Last week the PM said that his government would add to the tax rate on bank and insurer profits above C$1 billion, and take it to 18% from the current rate of 15%, claiming that would raise C$2.5 billion over the next four years.
But again experts say the increase in bank fees and rates would be transferred to borrowers and not existing business clients. This is because they have fewer alternatives and because lenders would be wary of upsetting larger and much more profitable customers. Keep in mind as well that higher costs for borrowers could also have a trickle-down effect for purchases at retailers and restaurants. All of which factors in further to a reduction in purchasing power for many looking to buy a home.

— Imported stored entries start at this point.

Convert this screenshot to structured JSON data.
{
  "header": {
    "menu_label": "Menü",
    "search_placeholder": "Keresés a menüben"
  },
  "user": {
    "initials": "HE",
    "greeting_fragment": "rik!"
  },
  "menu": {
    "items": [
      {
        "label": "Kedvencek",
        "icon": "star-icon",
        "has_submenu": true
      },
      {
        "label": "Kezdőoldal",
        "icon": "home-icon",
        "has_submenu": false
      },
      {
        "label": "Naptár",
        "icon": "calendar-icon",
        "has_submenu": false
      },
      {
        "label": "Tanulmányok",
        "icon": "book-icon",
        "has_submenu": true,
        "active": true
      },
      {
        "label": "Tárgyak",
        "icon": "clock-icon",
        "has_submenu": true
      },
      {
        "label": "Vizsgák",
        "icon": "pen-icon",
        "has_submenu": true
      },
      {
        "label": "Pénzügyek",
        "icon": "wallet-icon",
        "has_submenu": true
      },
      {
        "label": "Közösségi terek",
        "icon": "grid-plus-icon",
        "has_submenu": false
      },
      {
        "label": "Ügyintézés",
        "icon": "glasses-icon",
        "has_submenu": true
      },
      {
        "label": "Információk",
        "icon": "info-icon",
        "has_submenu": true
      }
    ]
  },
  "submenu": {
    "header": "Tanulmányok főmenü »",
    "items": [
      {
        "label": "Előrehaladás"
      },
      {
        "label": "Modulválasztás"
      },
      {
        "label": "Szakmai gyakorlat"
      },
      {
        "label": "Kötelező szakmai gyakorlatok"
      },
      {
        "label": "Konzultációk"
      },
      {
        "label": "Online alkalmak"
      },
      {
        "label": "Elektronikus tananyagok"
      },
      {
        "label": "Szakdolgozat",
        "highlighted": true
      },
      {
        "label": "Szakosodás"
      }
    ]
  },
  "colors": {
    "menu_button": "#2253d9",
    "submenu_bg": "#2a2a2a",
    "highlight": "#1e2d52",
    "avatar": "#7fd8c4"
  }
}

Let’s not look past he fact that the bank’s job is to make money and raise money for shareholders and they have the means to make sure they can take on an obstacle put in their way. It is true that this tax was announced the tax during a week in which 4 of the country’s largest 5 banks posted quarterly profits above C$2 billion.
This proposed bank tax may also negatively affect homebuyers because it could also spur banks to take on more debt and buy tax-advantaged government bonds to soften the impact on them rather than raising capital by putting more equity up for sale.